Fast payments systems can introduce new fraud risks that need to be addressed, especially since, according to SWIFT1, 90 per cent of its payments already settle within an hour, Rod Francis, Partner at Oliver Wyman Financial Services and an anti-financial crime expert, told Sibos 2024 attendees in Beijing. While fraud has always been a part of payment systems, the changing landscape demands a closer look at what makes these risks distinct.
How is Australia positioned?
Australia’s entry into the real-time payments space has been marked by both opportunities and challenges, Ethan Teas, Executive General Manager of Payments at CommBank, told Sibos at the Stopping faster payments from becoming easier fraud session.
Teas highlighted the dual-edged nature of real-time payments: "Customers love them, and corporates are starting to embrace them – but criminals love them even more.
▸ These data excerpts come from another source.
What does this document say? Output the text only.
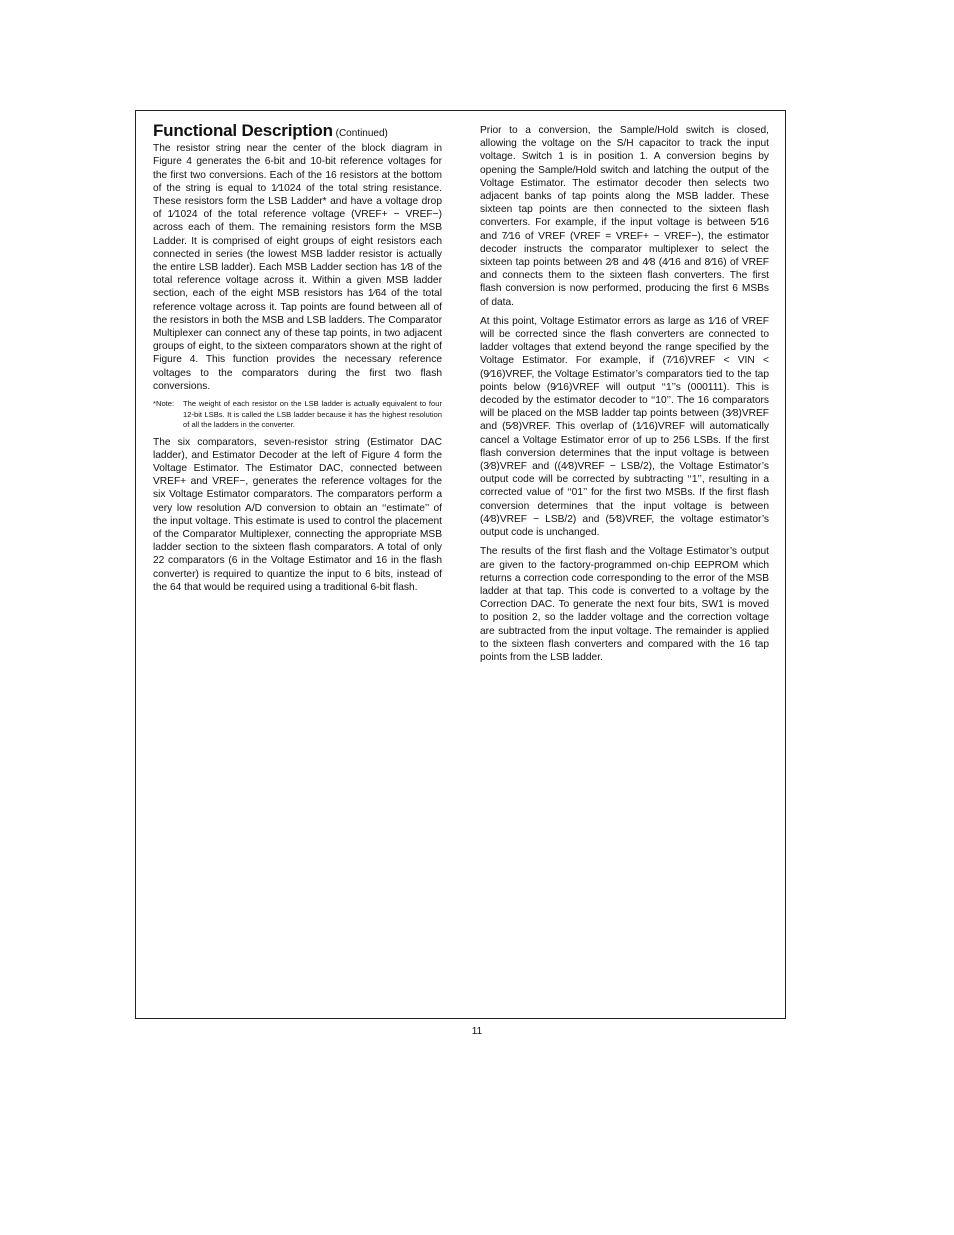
Functional Description (Continued)

The resistor string near the center of the block diagram in Figure 4 generates the 6-bit and 10-bit reference voltages for the first two conversions. Each of the 16 resistors at the bottom of the string is equal to 1⁄1024 of the total string resistance. These resistors form the LSB Ladder* and have a voltage drop of 1⁄1024 of the total reference voltage (VREF+ − VREF−) across each of them. The remaining resistors form the MSB Ladder. It is comprised of eight groups of eight resistors each connected in series (the lowest MSB ladder resistor is actually the entire LSB ladder). Each MSB Ladder section has 1⁄8 of the total reference voltage across it. Within a given MSB ladder section, each of the eight MSB resistors has 1⁄64 of the total reference voltage across it. Tap points are found between all of the resistors in both the MSB and LSB ladders. The Comparator Multiplexer can connect any of these tap points, in two adjacent groups of eight, to the sixteen comparators shown at the right of Figure 4. This function provides the necessary reference voltages to the comparators during the first two flash conversions.

*Note: The weight of each resistor on the LSB ladder is actually equivalent to four 12-bit LSBs. It is called the LSB ladder because it has the highest resolution of all the ladders in the converter.

The six comparators, seven-resistor string (Estimator DAC ladder), and Estimator Decoder at the left of Figure 4 form the Voltage Estimator. The Estimator DAC, connected between VREF+ and VREF−, generates the reference voltages for the six Voltage Estimator comparators. The comparators perform a very low resolution A/D conversion to obtain an ‘‘estimate’’ of the input voltage. This estimate is used to control the placement of the Comparator Multiplexer, connecting the appropriate MSB ladder section to the sixteen flash comparators. A total of only 22 comparators (6 in the Voltage Estimator and 16 in the flash converter) is required to quantize the input to 6 bits, instead of the 64 that would be required using a traditional 6-bit flash.

Prior to a conversion, the Sample/Hold switch is closed, allowing the voltage on the S/H capacitor to track the input voltage. Switch 1 is in position 1. A conversion begins by opening the Sample/Hold switch and latching the output of the Voltage Estimator. The estimator decoder then selects two adjacent banks of tap points along the MSB ladder. These sixteen tap points are then connected to the sixteen flash converters. For example, if the input voltage is between 5⁄16 and 7⁄16 of VREF (VREF = VREF+ − VREF−), the estimator decoder instructs the comparator multiplexer to select the sixteen tap points between 2⁄8 and 4⁄8 (4⁄16 and 8⁄16) of VREF and connects them to the sixteen flash converters. The first flash conversion is now performed, producing the first 6 MSBs of data.

At this point, Voltage Estimator errors as large as 1⁄16 of VREF will be corrected since the flash converters are connected to ladder voltages that extend beyond the range specified by the Voltage Estimator. For example, if (7⁄16)VREF < VIN < (9⁄16)VREF, the Voltage Estimator’s comparators tied to the tap points below (9⁄16)VREF will output ‘‘1’’s (000111). This is decoded by the estimator decoder to ‘‘10’’. The 16 comparators will be placed on the MSB ladder tap points between (3⁄8)VREF and (5⁄8)VREF. This overlap of (1⁄16)VREF will automatically cancel a Voltage Estimator error of up to 256 LSBs. If the first flash conversion determines that the input voltage is between (3⁄8)VREF and ((4⁄8)VREF − LSB/2), the Voltage Estimator’s output code will be corrected by subtracting ‘‘1’’, resulting in a corrected value of ‘‘01’’ for the first two MSBs. If the first flash conversion determines that the input voltage is between (4⁄8)VREF − LSB/2) and (5⁄8)VREF, the voltage estimator’s output code is unchanged.

The results of the first flash and the Voltage Estimator’s output are given to the factory-programmed on-chip EEPROM which returns a correction code corresponding to the error of the MSB ladder at that tap. This code is converted to a voltage by the Correction DAC. To generate the next four bits, SW1 is moved to position 2, so the ladder voltage and the correction voltage are subtracted from the input voltage. The remainder is applied to the sixteen flash converters and compared with the 16 tap points from the LSB ladder.

11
They exploit the system by making multiple payments in rapid succession, settling quickly, and finding ways to exit the financial system."
"We have had a strong learning curve on NPP, but see endless potential for critical use cases both domestically and internationally," Teas remarked, reflecting on the country’s learning curve. Until as recently as 2021, fraud involving authorised push payments (APP) and scams remained largely theoretical in broader discussions. The release of the Report of the National Anti-Scam Centre on scams activity 2023 revealed $3.15 billion in reported scam losses in Australia in 2022.